The European Commission has set out proposals for a new €30 billion fund to help euro zone countries recover from sudden financial shocks.
The fund is designed to help stabilise public spending levels and rapid economic recovery in eurozone members where "large asymmetric shocks" have occurred.
The EU-IMF bailout fund had required steep cuts to capital spending in programme countries.
But today's new proposal is seen as helping countries keep capital spending and public investment ticking over, in order to help their economies recover more quickly.
It is widely seen as a response to French President Emmanuel Macron's call for the euro zone to have its own fiscal capacity, although today's proposal fall short of what Mr Macro has in mind.
The new fund would be available via "soft loans" which would include an interest rate subsidy to cover the cost of servicing the loans.

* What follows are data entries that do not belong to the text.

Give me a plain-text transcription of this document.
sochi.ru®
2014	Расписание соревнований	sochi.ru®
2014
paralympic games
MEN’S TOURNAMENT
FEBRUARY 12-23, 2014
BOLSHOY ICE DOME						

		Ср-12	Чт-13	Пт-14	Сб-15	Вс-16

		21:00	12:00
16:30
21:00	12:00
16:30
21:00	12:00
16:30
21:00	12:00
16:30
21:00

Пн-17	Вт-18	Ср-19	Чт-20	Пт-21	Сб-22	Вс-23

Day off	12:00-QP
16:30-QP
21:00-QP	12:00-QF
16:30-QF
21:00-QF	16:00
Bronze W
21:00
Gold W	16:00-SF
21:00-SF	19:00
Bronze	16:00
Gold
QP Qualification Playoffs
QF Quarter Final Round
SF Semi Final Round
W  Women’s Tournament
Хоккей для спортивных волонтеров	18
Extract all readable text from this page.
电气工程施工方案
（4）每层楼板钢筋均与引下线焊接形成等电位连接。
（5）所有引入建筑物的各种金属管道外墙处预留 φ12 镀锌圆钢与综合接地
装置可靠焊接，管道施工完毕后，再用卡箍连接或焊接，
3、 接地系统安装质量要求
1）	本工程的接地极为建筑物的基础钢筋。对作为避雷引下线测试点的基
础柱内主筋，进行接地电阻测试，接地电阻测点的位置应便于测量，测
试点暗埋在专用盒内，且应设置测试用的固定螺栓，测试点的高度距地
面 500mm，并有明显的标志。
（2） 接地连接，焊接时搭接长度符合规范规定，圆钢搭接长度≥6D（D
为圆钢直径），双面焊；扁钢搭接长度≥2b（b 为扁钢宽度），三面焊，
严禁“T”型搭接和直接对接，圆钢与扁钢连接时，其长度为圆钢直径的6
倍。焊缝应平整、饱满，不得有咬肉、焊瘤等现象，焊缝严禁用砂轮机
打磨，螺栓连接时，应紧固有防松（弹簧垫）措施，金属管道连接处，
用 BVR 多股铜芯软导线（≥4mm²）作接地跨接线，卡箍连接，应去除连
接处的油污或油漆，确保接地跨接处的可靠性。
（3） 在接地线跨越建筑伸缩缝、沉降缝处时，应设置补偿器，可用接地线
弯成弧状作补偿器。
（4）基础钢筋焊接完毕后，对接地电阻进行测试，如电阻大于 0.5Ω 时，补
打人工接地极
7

Any country availing of the fund would only be able to access 30% of the total fund, and it would carry certain conditions.
The European Commission also today announced a second proposal to formally establish a new fund designed to reward EU member states that implement the Commission's economic reform programmes.
The fund, which has operated to date on an ad hoc basis, would be folded into the EU's seven year budget.
It would set aside €25 billion to help, for example, newer member states streamline their economies in areas such as tax transparency and tax collection.
A further €2.16 billion would be available for countries seeking to join the euro.
Today's proposals are part of the Commission's next seven year budget, running from 2021-2027.
They must be approved by EU member states and the European Parliament.
The plans are seen as part of the longer term, and controversial, process of completing monetary union, after the financial crisis of 2009-2013 exposed serious flaws in the system.
Launching the plans in Brussels, Commission Vice-President Valdis Dombrovskis said: "Our proposals will reinforce the resilience of individual economies and the euro area as a whole."

Some of the funding would come from member states, which would be asked to hand over a share of the profits made by national central banks issuing currency.
EU leaders are expected to examine the proposals in more detail at a euro zone summit in June, alongside the main European Council meeting.
"The Government sees this as an important part of the further development of Economic and Monetary Union (EMU)," according to an Irish Government spokesman.
The proposals have been launched against the backdrop of the political crisis in Italy, where euro zone rules have proved a bitter battleground over the creation of a eurosceptic and anti-establishment government.
However, it is understood the €30 billion fund would be more typically appropriate for smaller euro zone economies that suffered financial shocks.
The Irish Government is understood to support the idea of the euro zone moving towards having its own budgetary tools.
The new €30 billion fund would differ from the European Stabilisation Mechanism (ESM), which evolved as a backstop fund during the financial crisis.
The ESM is more strictly associated with a bailout programme, which comes with more onerous conditionality.